Rangkaian pelanggaran ini termasuk yang paling luas yang terungkap di kalangan pertahanan Jepang dalam beberapa tahun terakhir. Hal ini juga menodai upaya Tokyo untuk memperkuat militernya guna menghadapi tantangan yang meningkat dari China dan Korea Utara.
"Masalah-masalah ini telah mengkhianati kepercayaan publik dan tidak dapat diterima," kata Menteri Pertahanan Minoru Kihara pada Jumat (12/07/2024) di Tokyo. Dia menambahkan bahwa pihaknya akan mengembalikan gajinya selama satu bulan untuk mengakui tanggung jawabnya sendiri. Dia berjanji akan mengambil langkah-langkah untuk mencegah terulangnya kembali insiden ini.
Skandal tersebut mencakup informasi rahasia tentang pergerakan kapal perang yang dapat diakses oleh individu tanpa izin keamanan, serta puluhan penyelam angkatan laut yang mengklaim gaji atas tugas berisiko tinggi padahal tugas itu sebenarnya tidak mereka lakukan, kata kementerian itu. Ada juga kasus pejabat kementerian yang secara verbal melecehkan bawahan, kata kementerian itu.
Pihak kementerian mengatakan sekitar 220 pejabat dijatuhi hukuman mulai dari pemecatan hingga teguran resmi.
Angkatan laut Jepang, yang dikenal sebagai Pasukan Bela Diri Maritim (Maritime Self-Defense Force/MSDF), menjadi pusat dari banyak tuduhan pelanggaran. Laksamana Ryo Sakai, kepala staf MSDF, mengatakan dalam sebuah pernyataan bahwa dia akan mundur pada 19 Juli untuk mengambil tanggung jawab.
"Dengan memanfaatkan kesempatan ini, saya mohon maaf sebesar-besarnya atas kekecewaan yang ditimbulkan," katanya dalam pernyataan yang diposting di halaman web kementerian.
Pengungkapan tersebut dapat meningkatkan keengganan publik untuk menanggung biaya peningkatan belanja pertahanan yang pesat.
Jepang sedang dalam proses meningkatkan pengeluaran pertahanan menjadi sekitar 2% dari produk domestik bruto (PDB) dari sekitar 1% selama lima tahun hingga 2028. Pemerintah telah menunda keputusan tentang bagaimana mereka akan mendanai sebagian besar pengeluaran tambahan untuk senjata seperti rudal dan jet tempur. Sementara jajak pendapat menunjukkan penolakan publik terhadap kenaikan pajak untuk membiayai pengeluaran pertahanan tambahan.
Dalam buku putih pertahanan tahunan yang dirilis pada Jumat, Jepang mengatakan telah mengamankan 42% dari total ¥43,5 triliun yang dibutuhkan untuk mendanai peningkatan pertahanan yang direncanakan.

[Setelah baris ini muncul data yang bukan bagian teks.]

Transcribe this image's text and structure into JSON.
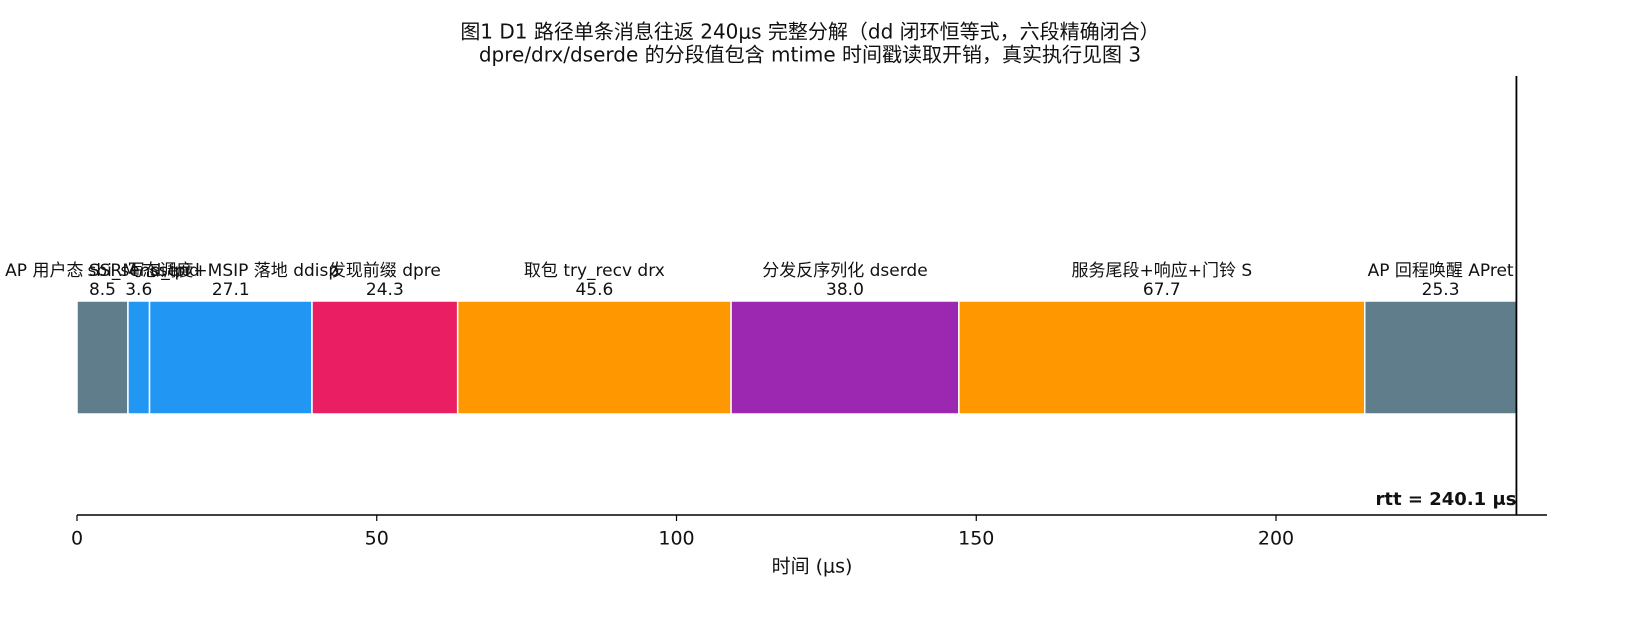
{
  "chart_data": {
    "type": "stacked_barh",
    "title": "图1  D1 路径单条消息往返 240μs 完整分解（dd 闭环恒等式，六段精确闭合）",
    "subtitle": "dpre/drx/dserde 的分段值包含 mtime 时间戳读取开销，真实执行见图 3",
    "xlabel": "时间 (μs)",
    "categories": [
      "AP 用户态 SSR 写 ssend",
      "sbi_send_ipi",
      "M 态调度+MSIP 落地 ddisp",
      "发现前缀 dpre",
      "取包 try_recv drx",
      "分发反序列化 dserde",
      "服务尾段+响应+门铃 S",
      "AP 回程唤醒 APret"
    ],
    "values": [
      8.5,
      3.6,
      27.1,
      24.3,
      45.6,
      38.0,
      67.7,
      25.3
    ],
    "value_labels": [
      "8.5",
      "3.6",
      "27.1",
      "24.3",
      "45.6",
      "38.0",
      "67.7",
      "25.3"
    ],
    "colors": [
      "#607d8b",
      "#2196f3",
      "#2196f3",
      "#e91e63",
      "#ff9800",
      "#9c27b0",
      "#ff9800",
      "#607d8b"
    ],
    "xlim": [
      0,
      245.2
    ],
    "xticks": [
      0,
      50,
      100,
      150,
      200
    ],
    "rtt": 240.1,
    "rtt_label": "rtt = 240.1 μs"
  }
}
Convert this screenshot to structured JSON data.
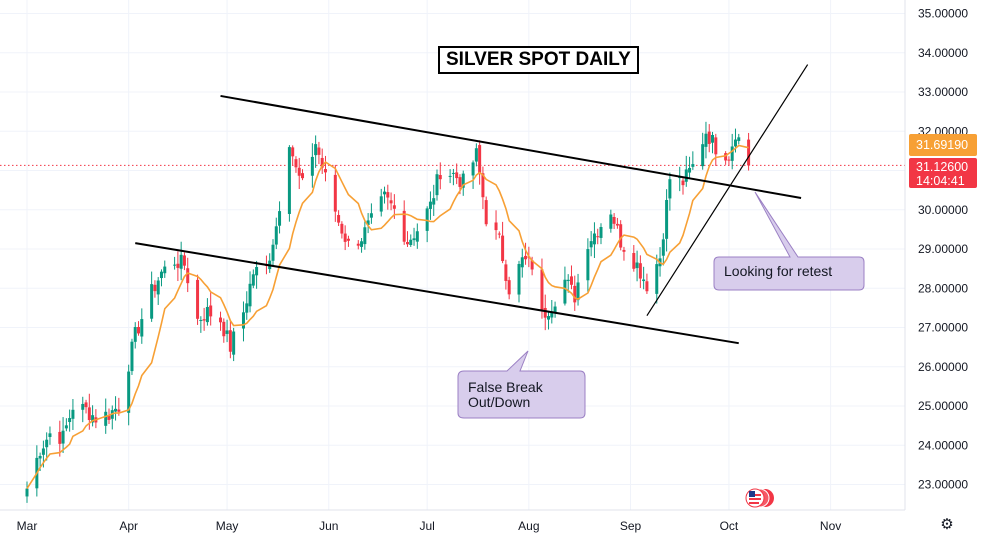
{
  "chart_data": {
    "type": "candlestick",
    "title": "SILVER SPOT DAILY",
    "x_tick_labels": [
      "Mar",
      "Apr",
      "May",
      "Jun",
      "Jul",
      "Aug",
      "Sep",
      "Oct",
      "Nov"
    ],
    "y_tick_labels": [
      "23.00000",
      "24.00000",
      "25.00000",
      "26.00000",
      "27.00000",
      "28.00000",
      "29.00000",
      "30.00000",
      "31.00000",
      "32.00000",
      "33.00000",
      "34.00000",
      "35.00000"
    ],
    "ylim": [
      22.3,
      35.3
    ],
    "grid": true,
    "close_series": [
      [
        "2024-03-01",
        22.9
      ],
      [
        "2024-03-05",
        23.9
      ],
      [
        "2024-03-08",
        24.3
      ],
      [
        "2024-03-12",
        24.2
      ],
      [
        "2024-03-15",
        25.0
      ],
      [
        "2024-03-19",
        24.9
      ],
      [
        "2024-03-22",
        24.7
      ],
      [
        "2024-03-26",
        24.8
      ],
      [
        "2024-03-29",
        25.0
      ],
      [
        "2024-04-03",
        26.8
      ],
      [
        "2024-04-08",
        27.9
      ],
      [
        "2024-04-11",
        28.4
      ],
      [
        "2024-04-15",
        28.7
      ],
      [
        "2024-04-18",
        28.6
      ],
      [
        "2024-04-22",
        27.2
      ],
      [
        "2024-04-25",
        27.4
      ],
      [
        "2024-04-29",
        27.2
      ],
      [
        "2024-05-02",
        26.5
      ],
      [
        "2024-05-06",
        27.4
      ],
      [
        "2024-05-09",
        28.4
      ],
      [
        "2024-05-13",
        28.5
      ],
      [
        "2024-05-16",
        29.6
      ],
      [
        "2024-05-20",
        31.8
      ],
      [
        "2024-05-22",
        31.0
      ],
      [
        "2024-05-24",
        30.6
      ],
      [
        "2024-05-28",
        31.7
      ],
      [
        "2024-05-31",
        30.8
      ],
      [
        "2024-06-04",
        29.7
      ],
      [
        "2024-06-07",
        29.1
      ],
      [
        "2024-06-11",
        29.3
      ],
      [
        "2024-06-14",
        29.7
      ],
      [
        "2024-06-18",
        30.3
      ],
      [
        "2024-06-21",
        30.0
      ],
      [
        "2024-06-25",
        29.2
      ],
      [
        "2024-06-28",
        29.5
      ],
      [
        "2024-07-02",
        30.1
      ],
      [
        "2024-07-05",
        31.0
      ],
      [
        "2024-07-09",
        30.9
      ],
      [
        "2024-07-12",
        30.7
      ],
      [
        "2024-07-16",
        31.4
      ],
      [
        "2024-07-19",
        29.8
      ],
      [
        "2024-07-23",
        29.2
      ],
      [
        "2024-07-26",
        28.0
      ],
      [
        "2024-07-30",
        28.7
      ],
      [
        "2024-08-02",
        28.6
      ],
      [
        "2024-08-05",
        27.3
      ],
      [
        "2024-08-08",
        27.6
      ],
      [
        "2024-08-12",
        28.2
      ],
      [
        "2024-08-15",
        27.8
      ],
      [
        "2024-08-19",
        29.2
      ],
      [
        "2024-08-22",
        29.5
      ],
      [
        "2024-08-26",
        30.0
      ],
      [
        "2024-08-29",
        29.2
      ],
      [
        "2024-09-03",
        28.6
      ],
      [
        "2024-09-06",
        28.1
      ],
      [
        "2024-09-10",
        28.8
      ],
      [
        "2024-09-13",
        30.8
      ],
      [
        "2024-09-17",
        30.7
      ],
      [
        "2024-09-20",
        31.1
      ],
      [
        "2024-09-24",
        32.0
      ],
      [
        "2024-09-27",
        31.6
      ],
      [
        "2024-10-01",
        31.4
      ],
      [
        "2024-10-03",
        32.0
      ],
      [
        "2024-10-04",
        31.8
      ],
      [
        "2024-10-07",
        31.13
      ]
    ],
    "moving_average": {
      "color": "#f7a035"
    },
    "trendlines": [
      {
        "name": "upper-channel",
        "from": [
          "2024-04-29",
          32.9
        ],
        "to": [
          "2024-10-23",
          30.3
        ]
      },
      {
        "name": "lower-channel",
        "from": [
          "2024-04-03",
          29.15
        ],
        "to": [
          "2024-10-04",
          26.6
        ]
      },
      {
        "name": "rising-support",
        "from": [
          "2024-09-06",
          27.3
        ],
        "to": [
          "2024-10-25",
          33.7
        ]
      }
    ],
    "price_labels": [
      {
        "value": "31.69190",
        "color": "#f7a035"
      },
      {
        "value": "31.12600",
        "countdown": "14:04:41",
        "color": "#f23645"
      }
    ],
    "annotations": [
      {
        "text": "False Break Out/Down",
        "lines": [
          "False Break",
          "Out/Down"
        ]
      },
      {
        "text": "Looking for retest",
        "lines": [
          "Looking for retest"
        ]
      }
    ],
    "colors": {
      "up": "#089981",
      "down": "#f23645",
      "callout_fill": "#d8cdec",
      "callout_border": "#9b80c4"
    }
  }
}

Perdana Menteri Fumio Kishida, yang berbicara setelah menghadiri pertemuan puncak NATO di Washington, mengatakan dia telah menginstruksikan Kihara untuk mengatasi masalah dan memperkuat kepemimpinan untuk mendapatkan kembali kepercayaan publik.
"Melihat kembali pertemuan NATO, jelas bahwa kita menghadapi lingkungan keamanan yang sangat serius. Dengan mengingat hal itu, Jepang tidak boleh lengah dalam keamanan negara kita sendiri," kata Kishida.
Skandal pertahanan menambah sakit kepala lain untuk prospek Kishida agar tetap berkuasa. Peringkat dukungannya berada di titik terendah dalam sejarah karena penanganan skandal pendanaan politik yang terpisah dan karena rumah tangga dilanda kenaikan harga.